As you know, I'm always looking for a new way to do my chicken boobs (yes, I know I have the sense of humor of a 12 year old). Chicken is such a lean meat, and I've always loved it, but it can be very boring if you're not careful. I'm pretty much a sucker to try anything on pinterest that claims to be the best chicken on the planet....I'll be the judge of that, thank you.
This one was an easy decision because I already had everything to make it in the house. It sounded like the greek yogurt would keep the chicken damp. I know 'damp' doesn't sound as appetizing as the 'm' word when you're discussing food, but I can't even bring myself to type it. M. Mo. Moi. Mois. There, I tried...that's all the farther I can get. It's my most hated word. Does everyone have a hated word that they just cringe when people say? It just sceeves me out to even think the word in my head...we have to move on now.
4 boneless/skinless chicken breasts1 cup plain greek yogurt (I used Oikos)

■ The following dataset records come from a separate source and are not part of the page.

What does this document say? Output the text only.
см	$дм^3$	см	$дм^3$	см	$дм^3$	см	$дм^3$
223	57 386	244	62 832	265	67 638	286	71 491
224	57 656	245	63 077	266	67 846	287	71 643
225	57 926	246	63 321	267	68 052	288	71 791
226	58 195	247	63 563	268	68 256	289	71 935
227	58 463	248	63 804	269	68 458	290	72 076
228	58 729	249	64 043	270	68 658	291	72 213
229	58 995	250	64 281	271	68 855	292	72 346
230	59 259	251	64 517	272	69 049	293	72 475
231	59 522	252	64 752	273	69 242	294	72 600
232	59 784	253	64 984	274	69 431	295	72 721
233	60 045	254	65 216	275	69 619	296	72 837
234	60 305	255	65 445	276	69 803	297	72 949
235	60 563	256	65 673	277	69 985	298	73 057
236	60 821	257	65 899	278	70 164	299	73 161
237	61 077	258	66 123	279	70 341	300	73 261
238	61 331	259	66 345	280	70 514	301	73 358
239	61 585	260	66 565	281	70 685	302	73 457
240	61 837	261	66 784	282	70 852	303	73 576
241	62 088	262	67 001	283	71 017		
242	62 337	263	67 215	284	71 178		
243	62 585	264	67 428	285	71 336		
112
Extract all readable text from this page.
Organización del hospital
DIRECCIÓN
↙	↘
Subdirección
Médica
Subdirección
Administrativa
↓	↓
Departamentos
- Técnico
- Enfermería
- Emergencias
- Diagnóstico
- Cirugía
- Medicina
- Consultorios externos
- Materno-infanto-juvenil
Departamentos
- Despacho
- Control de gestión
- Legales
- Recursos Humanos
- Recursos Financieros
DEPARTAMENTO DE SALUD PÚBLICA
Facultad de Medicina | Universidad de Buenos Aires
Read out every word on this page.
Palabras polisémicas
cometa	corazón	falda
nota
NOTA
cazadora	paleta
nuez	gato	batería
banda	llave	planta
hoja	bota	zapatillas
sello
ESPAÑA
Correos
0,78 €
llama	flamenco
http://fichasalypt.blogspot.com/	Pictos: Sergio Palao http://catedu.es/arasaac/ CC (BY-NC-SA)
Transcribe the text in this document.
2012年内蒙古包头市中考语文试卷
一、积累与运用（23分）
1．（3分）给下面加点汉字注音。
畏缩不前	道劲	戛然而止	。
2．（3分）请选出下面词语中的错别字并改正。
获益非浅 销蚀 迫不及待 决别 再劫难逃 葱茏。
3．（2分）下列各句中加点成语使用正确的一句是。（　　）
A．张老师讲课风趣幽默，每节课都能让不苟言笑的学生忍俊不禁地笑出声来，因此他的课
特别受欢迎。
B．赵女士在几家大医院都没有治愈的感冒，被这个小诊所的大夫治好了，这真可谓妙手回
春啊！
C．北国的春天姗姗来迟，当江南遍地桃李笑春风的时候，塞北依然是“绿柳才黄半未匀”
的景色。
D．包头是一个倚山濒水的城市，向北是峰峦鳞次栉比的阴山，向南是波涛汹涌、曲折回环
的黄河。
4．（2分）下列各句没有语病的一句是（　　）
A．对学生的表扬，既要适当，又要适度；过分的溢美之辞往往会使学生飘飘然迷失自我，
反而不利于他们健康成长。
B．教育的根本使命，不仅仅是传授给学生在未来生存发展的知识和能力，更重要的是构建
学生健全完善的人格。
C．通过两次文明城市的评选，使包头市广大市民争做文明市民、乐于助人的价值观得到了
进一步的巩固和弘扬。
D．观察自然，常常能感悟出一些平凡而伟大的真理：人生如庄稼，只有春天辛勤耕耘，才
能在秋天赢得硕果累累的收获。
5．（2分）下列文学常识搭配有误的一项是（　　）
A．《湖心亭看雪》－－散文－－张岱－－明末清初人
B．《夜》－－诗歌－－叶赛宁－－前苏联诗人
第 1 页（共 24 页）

1/2 cup parmesan cheese - grated
1 teaspoon garlic powder
1 1/2 teaspoon seasoned salt
1/2 teaspoon pepper
1) Preheat oven to 375 degrees.
2) Combine greek yogurt, parmesan cheese, garlic powder, seasoned salt, and pepper in a bowl.
3) Line baking sheet with foil and spray lightly with cooking spray.
4) Coat each chicken breast in greek yogurt mixture and place on foiled baking sheet.
5) Bake for 45 minutes.
This was perfectly paired with the mac and cheese quinoa I posted last week. I kept going between the two, taking bites, and trying to figure out which one I liked best. I never reached a conclusion, and then my food was gone. Sadface. Happy hump day, all!